連日のように、リニア新幹線の入札談合が報道されてますね。
大林組の捜索から始まり、鹿島建設その他のスーパーゼネコン各社への捜索が続いていますね。
最初は皆さん、これでリニア新幹線の完成が遅れたらどうするんだ怒、という感覚でニュースをご覧になっていたかもしれません。
しかし、不正の内容が明るみになるにつれて、今世紀最大の汚職だ、受注調整で不当に高い額で受注されたことのしわ寄せは将来のリニア利用者に向けられる、などといった形で大々的に報道がされていますね。
私自身も、今回の容疑が真実であれば、これは法律にのっとってしかるべき処罰などをしかるべき人が受けるべきだと思います。

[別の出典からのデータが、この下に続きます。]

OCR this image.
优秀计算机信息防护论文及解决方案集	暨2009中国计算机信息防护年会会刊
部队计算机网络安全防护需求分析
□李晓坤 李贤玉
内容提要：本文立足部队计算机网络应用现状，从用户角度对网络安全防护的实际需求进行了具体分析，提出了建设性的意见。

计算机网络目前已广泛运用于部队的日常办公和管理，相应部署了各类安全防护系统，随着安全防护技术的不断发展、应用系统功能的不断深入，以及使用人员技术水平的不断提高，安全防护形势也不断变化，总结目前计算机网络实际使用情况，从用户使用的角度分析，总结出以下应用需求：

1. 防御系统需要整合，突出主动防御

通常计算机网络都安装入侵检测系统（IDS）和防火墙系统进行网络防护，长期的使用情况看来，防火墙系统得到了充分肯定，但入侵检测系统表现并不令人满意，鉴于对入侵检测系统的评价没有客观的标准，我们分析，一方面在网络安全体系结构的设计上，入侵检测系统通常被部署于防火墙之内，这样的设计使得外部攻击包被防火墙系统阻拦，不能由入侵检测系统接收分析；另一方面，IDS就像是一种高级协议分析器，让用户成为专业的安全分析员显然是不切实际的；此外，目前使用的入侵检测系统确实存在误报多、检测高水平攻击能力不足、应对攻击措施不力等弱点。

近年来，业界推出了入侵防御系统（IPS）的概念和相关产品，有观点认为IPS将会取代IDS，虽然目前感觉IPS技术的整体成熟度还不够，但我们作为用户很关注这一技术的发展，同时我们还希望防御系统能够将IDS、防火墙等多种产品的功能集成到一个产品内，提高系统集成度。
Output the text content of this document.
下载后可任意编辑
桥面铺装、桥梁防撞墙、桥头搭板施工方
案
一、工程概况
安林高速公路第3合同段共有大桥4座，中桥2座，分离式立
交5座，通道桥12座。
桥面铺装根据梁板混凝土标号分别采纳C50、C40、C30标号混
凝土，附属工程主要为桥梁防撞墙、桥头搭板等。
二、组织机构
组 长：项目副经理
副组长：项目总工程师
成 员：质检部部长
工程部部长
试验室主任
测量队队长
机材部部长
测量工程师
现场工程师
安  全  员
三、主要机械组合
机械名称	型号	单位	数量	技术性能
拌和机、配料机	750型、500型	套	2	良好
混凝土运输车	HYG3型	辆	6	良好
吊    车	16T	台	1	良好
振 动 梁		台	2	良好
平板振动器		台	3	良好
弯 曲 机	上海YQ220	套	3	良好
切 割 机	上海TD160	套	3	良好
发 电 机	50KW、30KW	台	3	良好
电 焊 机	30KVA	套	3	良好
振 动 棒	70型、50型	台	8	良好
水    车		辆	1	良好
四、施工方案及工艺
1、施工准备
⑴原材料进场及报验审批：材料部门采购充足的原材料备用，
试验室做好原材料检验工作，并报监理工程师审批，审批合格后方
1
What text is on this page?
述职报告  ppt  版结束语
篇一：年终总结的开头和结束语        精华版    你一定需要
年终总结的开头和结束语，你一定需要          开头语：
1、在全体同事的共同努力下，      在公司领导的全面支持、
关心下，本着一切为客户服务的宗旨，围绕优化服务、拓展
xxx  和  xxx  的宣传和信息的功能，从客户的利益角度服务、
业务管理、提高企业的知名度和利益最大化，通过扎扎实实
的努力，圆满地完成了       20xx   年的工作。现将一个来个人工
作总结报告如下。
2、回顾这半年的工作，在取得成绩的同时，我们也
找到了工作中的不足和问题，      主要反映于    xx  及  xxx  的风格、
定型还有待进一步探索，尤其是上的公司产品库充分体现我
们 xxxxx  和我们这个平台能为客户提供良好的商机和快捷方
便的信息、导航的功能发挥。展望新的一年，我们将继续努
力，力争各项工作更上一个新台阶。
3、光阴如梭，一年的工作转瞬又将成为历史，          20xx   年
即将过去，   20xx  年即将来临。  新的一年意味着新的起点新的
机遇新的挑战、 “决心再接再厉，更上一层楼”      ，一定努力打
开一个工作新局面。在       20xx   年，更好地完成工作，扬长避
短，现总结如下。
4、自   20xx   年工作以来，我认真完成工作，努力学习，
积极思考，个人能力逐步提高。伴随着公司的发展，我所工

ただ、ここ数日の報道で知ったのが、今回の不正を最初に申告したのは大林組だそうですが、その大林組が鹿島建設に対して受注を断念するよう迫っていたというのが不正の詳細であるようです。
本来、独禁法に関して不正を最初に申告したものについては課徴金などのペナルティーが減免されるなどの恩恵が与えられます。談合などの行為は当事者にしかわからず不正が発覚するのが難しいため、不正を明らかにするためのモチベーションを与えるためです。
しかし、今回、大林組は、自ら不正を積極的に働きかけておいて、その不正を申告したからペナルティーを避けることが出来る、という結果になるのであれば、それはやや違和感があります。
また、報道などでは、談合の被害者は将来の利用者である我々国民だ、と説明されることがありますが、今回の捜索などでリニアの完成が遅れてしまっては元も子もない感じもしますね。完成がオリンピックに間に合わない可能性も出てきました。
まだ詳細は分かりませんが、今後も注目されるニュースですね。